DE RABIA Y MIEL

Cuando galopa la noche

Al llegar, bajaron corriendo del coche y se apostaron en rinconcito de la Playa de Bajo de Guía como dos cazadores de almas

Andaba muerta la noche de un agosto pasado cuando una sombra susurrante entró en el cuarto. Dormían los gatos, roncaban los búhos, sobrevivían las luces tímidas de las farolas que entraban como suspiros por la ventana. Él entreabrió los ojos y escuchó a la silueta ... refrescarle la promesa que había contraído, una promesa a la que nunca le habían puesto fecha: «¿Quieres que vayamos a verlos?». No más, eso fue lo que dijo.

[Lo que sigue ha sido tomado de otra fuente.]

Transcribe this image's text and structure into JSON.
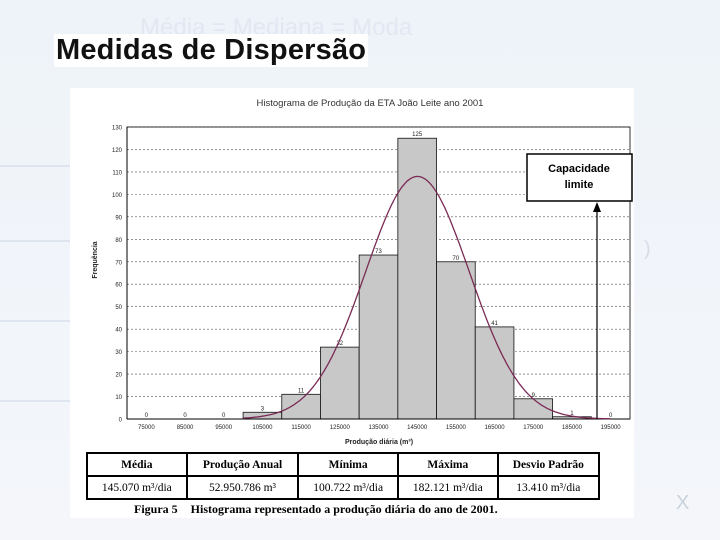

En la vacilación de la duermevela, esa en la que cuesta distinguir el sueño de la realidad, hubo un silencio, unos segundos para procesar si la propuesta venía de los parajes de la fantasía o de los requiebros de la madrugada. Sí, sí quiero, dijo probando, como devolviendo la pelota a ver si ésta chocaba con el frontón del eco o iba a parar a las cuerdas de otra raqueta. Pues hay que darse prisa, vístete abrigado, te espero en la cocina.

Sin hacer ruido, casi de puntillas, salieron a la calle a buscar el coche. Un soplo de aire costero, con ímpetu gélido y asesino, purgaba los pecados de los veraneantes, prometiendo un mañana, que ya era hoy, de ruidos, risas y colores. Arrancaron el buga, que en la quietud hizo chirriar con el giro de las ruedas las chinitas del pavimento, que iluminó la oscuridad con sus faros. En el panel del carro marcaban las tres y media, o las cuatro. El caso es que era una hora limítrofe en la que no había aún ni fiesteros regresando de las discotecas ni madrugadores paseando la soledad en busca de un café. En la radio sonaba ese tipo de programas conducidos por voces que acurrucan, que hablan de todo y de nada, de música, de inventos, de Historia. Como si con el mundo descansando se pudiera hablar de cosas interesantes.

Te puedes dormir un ratito más si quieres, aventuró su papá con las dos manos en el volante. Yo te despierto cuando lleguemos. No, no, negaba ladeando la cabeza el chaval, dejando entrever que aquel ofrecimiento hería su orgullo en construcción. Ya de aquellas el niño tenía la tierna y cierta intuición de que esos momentos de carretera y manta, esos kilómetros que se hacen juntos, esas conversaciones copiloteras, marcan más que cualquier hierro candente. Por eso recuerda que estuvo todo el trayecto preguntando si los verían, jugando con aquella idea. El padre de cuando en cuando miraba el reloj e insistía en que creía que sí, que los pillarían. Y ese creo, esa puertecita de la duda, le mataba. ¿Y por qué lo hacen tan temprano? Pues porque luego se llena de gente, de sombrillas y no se puede. ¿Y cuánto queda?

Al llegar, bajaron corriendo del coche y se apostaron en un rinconcito de la Playa de Bajo de Guía como dos cazadores de almas. La noche se extinguía en lágrimas de un alba que calaba, haciéndose naranja donde acababa el mar. Y allí estaban, galopaban caballos locos por una alfombra de arena, y sobre ellos iban los jockeys que parecían una tilde arrugada. Eso se llama cantear. Amanecía en Sanlúcar, se congelaban postales eternas. Recuerdos a los que volver cuando se pierden los estribos.